Colorectal cancer is another commonly diagnosed cancer in both men and women and is the third leading cause of cancer death. The American Cancer Society states that the majority of colorectal cancers and deaths could be prevented by applying existing knowledge about cancer prevention and increasing the use of established screening tests [37]. There has been sufficient evidence established to conclude that smoking causes colorectal cancer which appears to be stronger for rectal cancer than for colon cancer with a particularly long latency period [37, 38]. The Health Professionals and Nurses’ Health study showed an association of at least three to four decades between tobacco exposure and colorectal cancer diagnosis [39, 40]. It is believed that previous research had difficulty identifying this association due to the long latency period and also because of the association due to the extensive time lag between smoking and the occurrence of an adenocarcinoma [41]. The latency estimates provided in Table 2 range from 29.8 years for rectal cancer to 57 years for traverse colon cancer which complement existing research in the field.

4. Conclusions

The approximate solution provides a reliable assessment of the length of time from what is cautiously believed to be the biological initiation of cancer until diagnosis where cancer’s growth is often silent and undetected. The approximate solution provides a very good comparison between the different types of cancer and the small difference between the exact estimates do not affect key scientific inferences. When required, the exact solution is always obtainable through the methods described in this paper. This prediction method is recommended for cancer types with a large number of patients and a high mortality, so the true shape of the survival distribution is known and reduces the potential for bias. For example, melanoma cancer was excluded from our estimates because we believe it to be an unreliable estimate because advanced detection methods have drastically changed the shape of the true survival experience due to longer life expectancies and fewer deaths attributed to skin cancers.

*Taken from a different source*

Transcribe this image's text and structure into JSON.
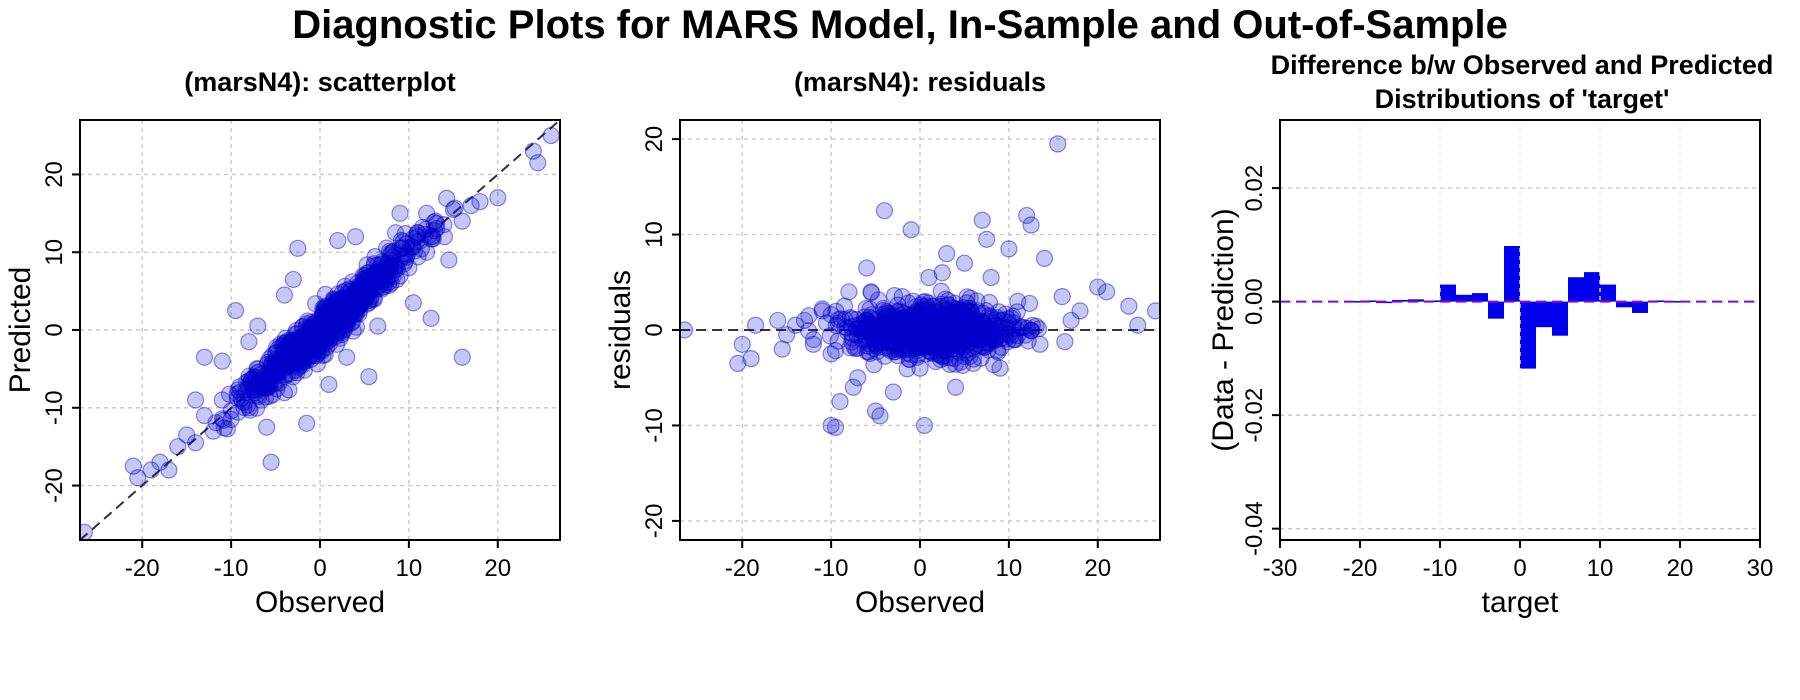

The results also have implications for researchers and policy makers when appropriating resources. The approximate solution can also provide a scientific basis for screening guidelines and diagnostic tests. It is important to remember that cancers may be silent and not associated with any symptoms until late-stage cancer develops which is why screening and early detection are so important. Patients often report nonspecific symptoms, delaying the diagnosis of the root cause of cancer which greatly decreases the chance of survival. The results indicate that malignant cells are present in the body for decades but may be undetectable using currently available technologies which identify a number of opportunities for new research on early detection and preventative screening. The cost of cancer care in the United States is substantial and is expected to increase due to population changes alone, and early detection provides one of the most promising approaches to reduce the growing cancer burden [3, 4].

Conflict of Interests

The authors declare that there is no conflict of interests regarding the publication of this paper.